The two fingers release first, while the thumb stays in the ball. The thumb alone is used to create the horizontal spin, by rotating the hand counter clockwise (right-handed) and then the thumb is released. This technique is not seen frequently in world-class competition where oil patterns are more standardised. Spinning is difficult to master (and can even cause injury) with a ball heavier than 12 lb. Using a lighter bowling ball causes results like a weak 5-pin more frequently. Use of the spinner technique is seen more frequently in Taiwan and Hong Kong.
Some extremely young or physically challenged players may use both hands to swing the ball forward from in between their legs. This kind of style has the bowler start close to the foul line, and is called the “Granny style” or the “Pee-Wee method”. In recent years, the new two-handed “shovel” style hook release is gaining more popularity, as it generates more revolutions and speed to knock down pins. Two well-known two-handed bowlers are Jason Belmonte (Australia) and Osku Palermaa (Finland).
Another method for novice bowlers is the “bounce pass” technique which is performed by thrusting the ball from your chest with two hands towards the pins. This technique is easily picked up by weaker players but is seldom used because it is frowned upon by the bowling community due to the potential to damage the lanes and/or ball.
Ten Pin Bowling Competitions
The world champion is crowned at the WTBA World Championship held by the World Tenpin Bowling Association since 1954.
The “Weber Cup” is the ten-pin bowling equivalent of golf’s Ryder Cup.It is the world famous major world tournament of Team Europe vs. Team USA bowling championships that happens annually. Other major world-famous bowling tournaments include the World Tenpin Masters and the Qubica/AMF World Cup.
There is also the influential European Tenpin Bowling Federation, which has the prestigious European Bowling Tour, and under that the PTBC Storm English Open.
Among the leading world tournaments is the Professional Bowlers Association (PBA) Tour. The PBA Tour takes place in North America, except for one stop in Japan (Dydo Japan Cup) that is considered a PBA event. This tour has 20 or more events per year (running from October to April), and includes four major championship events: the PBA U.S. Open, USBC Masters (known as the ABC Masters prior to 2005), the Tournament of Champions and the PBA World Championship.
Although PBA headquarters are based in the U.S., the PBA has members from all over the world who also compete in all of its events. The PBA tour is televised in America and certain parts of the world by ESPN and ABC.

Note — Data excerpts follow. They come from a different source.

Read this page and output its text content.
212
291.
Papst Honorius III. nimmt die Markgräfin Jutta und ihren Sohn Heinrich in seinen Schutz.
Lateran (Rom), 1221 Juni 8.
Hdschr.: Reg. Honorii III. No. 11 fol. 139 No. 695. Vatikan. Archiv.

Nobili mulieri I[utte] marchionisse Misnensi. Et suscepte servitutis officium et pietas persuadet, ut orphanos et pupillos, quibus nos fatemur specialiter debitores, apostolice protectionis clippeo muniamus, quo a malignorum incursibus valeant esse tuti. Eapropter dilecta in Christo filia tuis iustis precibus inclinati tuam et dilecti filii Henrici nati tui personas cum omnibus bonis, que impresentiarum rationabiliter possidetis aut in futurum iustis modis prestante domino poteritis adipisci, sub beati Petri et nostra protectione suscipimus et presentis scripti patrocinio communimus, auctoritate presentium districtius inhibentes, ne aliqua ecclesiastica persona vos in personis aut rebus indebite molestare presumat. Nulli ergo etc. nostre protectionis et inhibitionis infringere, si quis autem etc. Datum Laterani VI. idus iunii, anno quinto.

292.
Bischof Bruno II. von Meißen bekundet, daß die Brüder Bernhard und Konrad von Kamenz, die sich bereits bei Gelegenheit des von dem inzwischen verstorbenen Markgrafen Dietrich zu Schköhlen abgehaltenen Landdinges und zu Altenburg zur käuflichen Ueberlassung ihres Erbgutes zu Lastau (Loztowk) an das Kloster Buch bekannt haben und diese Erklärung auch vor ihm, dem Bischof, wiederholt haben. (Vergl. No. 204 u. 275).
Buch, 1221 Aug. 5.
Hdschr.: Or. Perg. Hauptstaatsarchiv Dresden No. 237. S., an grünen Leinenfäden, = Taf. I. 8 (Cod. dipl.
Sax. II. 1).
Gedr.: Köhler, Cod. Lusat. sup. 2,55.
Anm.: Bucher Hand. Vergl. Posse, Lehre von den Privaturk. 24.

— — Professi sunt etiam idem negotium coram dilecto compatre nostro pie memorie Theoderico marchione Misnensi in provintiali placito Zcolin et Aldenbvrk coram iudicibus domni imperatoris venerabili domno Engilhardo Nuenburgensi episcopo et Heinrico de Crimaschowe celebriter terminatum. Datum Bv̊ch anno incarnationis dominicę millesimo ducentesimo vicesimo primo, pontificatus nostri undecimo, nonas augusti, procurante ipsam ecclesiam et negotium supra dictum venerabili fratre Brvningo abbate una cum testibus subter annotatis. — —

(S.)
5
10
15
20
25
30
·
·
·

Along with increased coverage in recent years, these tours have become more profitable for bowlers. Earl Anthony, who bowled left-handed, became the first bowler to earn more than $100,000 (U.S.) in a single season when he finished the 1975 PBA Tour schedule with $107,585. He broke the $1 million mark in career earnings in 1982.
The PBA now has some single tournaments that pay $100,000 to the winner. Norm Duke is the youngest person to win a PBA Tour tournament. He won the 1983 Cleveland Open at age 18 years, 345 days. The youngest person to bowl a PBA event is 14-year-old Kamron Doyle of Brentwood, TN, who rolled (and cashed) in the 2012 U.S. Open. The oldest player to win a regular PBA Tour title is John Handegard, who won the 1995 Northwest Classic at age 57 years, 139 days. Walter Ray Williams Jr. is the all-time leader in PBA titles with 47.
The USBC (United States Bowling Congress) has two major “open” championship events: the USBC Open Championships and the USBC Masters (known as the ABC Masters prior to 2005). For female bowlers, the USBC sanctions the U.S. Women’s Open, USBC Queens (known as the WIBC Queens prior to 2005) and USBC Women’s Championships. There is also the Commonwealth Tenpin Bowling Championships.